Horizons is embracing impermanence and the inevitability of death. But when exactly does life end? How does our society deal with dying and death? And how much self-determination is there in a living will?
The only certainty in life is that everybody has to die. For decades we had banished death from our daily lives, but today it is making something of a comeback. And because of the possibilities offered by modern medicine and our increased life expectancy, we are asked to make the most personal of all decisions towards the end of our lives: whether to continue treatment or let go? The latest edition of Horizons focuses on current end-of-life research. One of the questions addressed in this field of study is: when exactly does life end? Drawing a clear line between life and death is more difficult than one might think.
Horizons also gives a face to researchers who have fled politically unstable countries or war and are now trying to find their feet in Europe. Universities and research funders would like to offer them an opportunity to put their abilities to good use. The results are mixed, as the stories of researchers living in exile in Switzerland show.

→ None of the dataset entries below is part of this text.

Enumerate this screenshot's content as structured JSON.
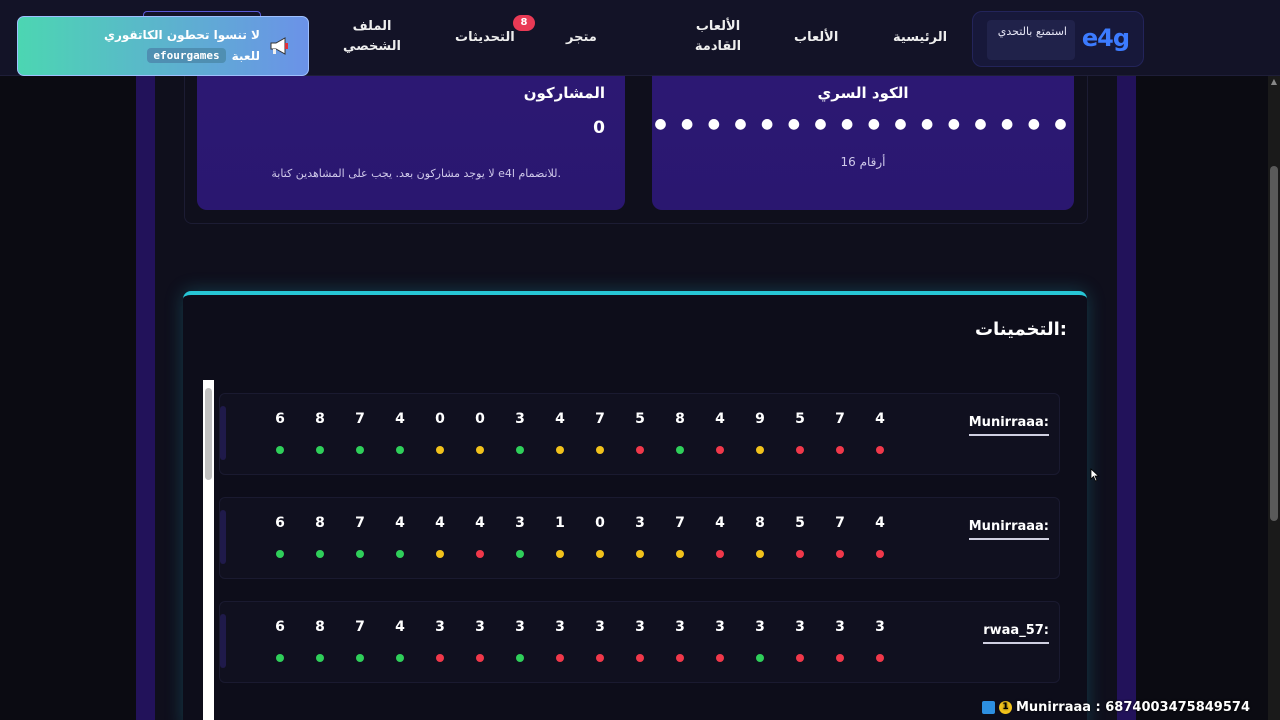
{
  "nav": {
    "brand_logo": "e4g",
    "brand_tag": "استمتع بالتحدي",
    "items": [
      "الرئيسية",
      "الألعاب",
      "الألعاب القادمة",
      "متجر",
      "التحديثات",
      "الملف الشخصي"
    ],
    "updates_badge": "8"
  },
  "toast": {
    "line1": "لا تنسوا تحطون الكاتقوري",
    "code": "efourgames",
    "line2_suffix": "للعبة"
  },
  "secret_card": {
    "title": "الكود السري",
    "dots": "● ● ● ● ● ● ● ● ● ● ● ● ● ● ● ●",
    "length_label": "16 أرقام"
  },
  "participants_card": {
    "title": "المشاركون",
    "count": "0",
    "note": "لا يوجد مشاركون بعد. يجب على المشاهدين كتابة e4l للانضمام."
  },
  "guesses": {
    "title": "التخمينات:",
    "rows": [
      {
        "user": "Munirraaa:",
        "digits": [
          "6",
          "8",
          "7",
          "4",
          "0",
          "0",
          "3",
          "4",
          "7",
          "5",
          "8",
          "4",
          "9",
          "5",
          "7",
          "4"
        ],
        "colors": [
          "green",
          "green",
          "green",
          "green",
          "yellow",
          "yellow",
          "green",
          "yellow",
          "yellow",
          "red",
          "green",
          "red",
          "yellow",
          "red",
          "red",
          "red"
        ]
      },
      {
        "user": "Munirraaa:",
        "digits": [
          "6",
          "8",
          "7",
          "4",
          "4",
          "4",
          "3",
          "1",
          "0",
          "3",
          "7",
          "4",
          "8",
          "5",
          "7",
          "4"
        ],
        "colors": [
          "green",
          "green",
          "green",
          "green",
          "yellow",
          "red",
          "green",
          "yellow",
          "yellow",
          "yellow",
          "yellow",
          "red",
          "yellow",
          "red",
          "red",
          "red"
        ]
      },
      {
        "user": "rwaa_57:",
        "digits": [
          "6",
          "8",
          "7",
          "4",
          "3",
          "3",
          "3",
          "3",
          "3",
          "3",
          "3",
          "3",
          "3",
          "3",
          "3",
          "3"
        ],
        "colors": [
          "green",
          "green",
          "green",
          "green",
          "red",
          "red",
          "green",
          "red",
          "red",
          "red",
          "red",
          "red",
          "green",
          "red",
          "red",
          "red"
        ]
      }
    ]
  },
  "viewer": {
    "badge": "1",
    "text": "Munirraaa : 6874003475849574"
  }
}
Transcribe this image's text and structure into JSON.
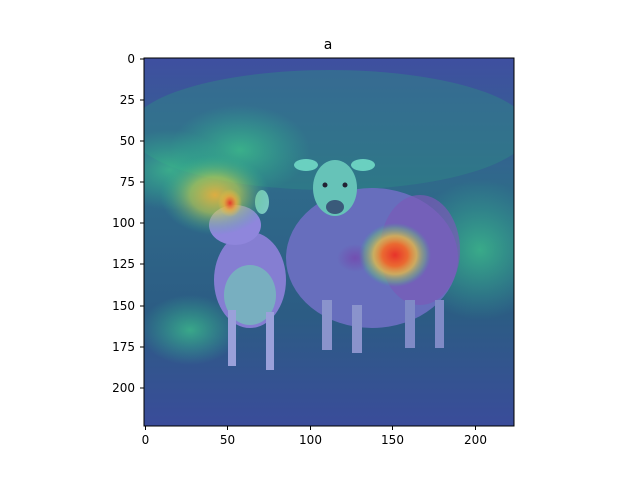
{
  "figure": {
    "title": "a",
    "image_subject": "two sheep (a ewe and a lamb) standing on grass with an attention heatmap overlay",
    "x_ticks": [
      "0",
      "50",
      "100",
      "150",
      "200"
    ],
    "y_ticks": [
      "0",
      "25",
      "50",
      "75",
      "100",
      "125",
      "150",
      "175",
      "200"
    ],
    "colors": {
      "overlay_base": "#3b3aa8",
      "hot_spot": "#e8322a",
      "warm": "#f2c93a",
      "cool_green": "#2fbf8f"
    }
  }
}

Other topics in this issue include the consequences of digital populism for democracy, the possibilities of ensuring safe treatments for children and pregnant women who are neglected by clinical studies, and new ways of fighting Zika, dengue and other viruses that are transmitted by mosquitos.
Further articles detail the evolution of cooperation and new ways of binding CO2. In addition, bioethicist Effy Vayena tells us how she came to have such sensitive research topics, and the migration expert Dominik Hangartner offers an insight into his research on politically controversial themes.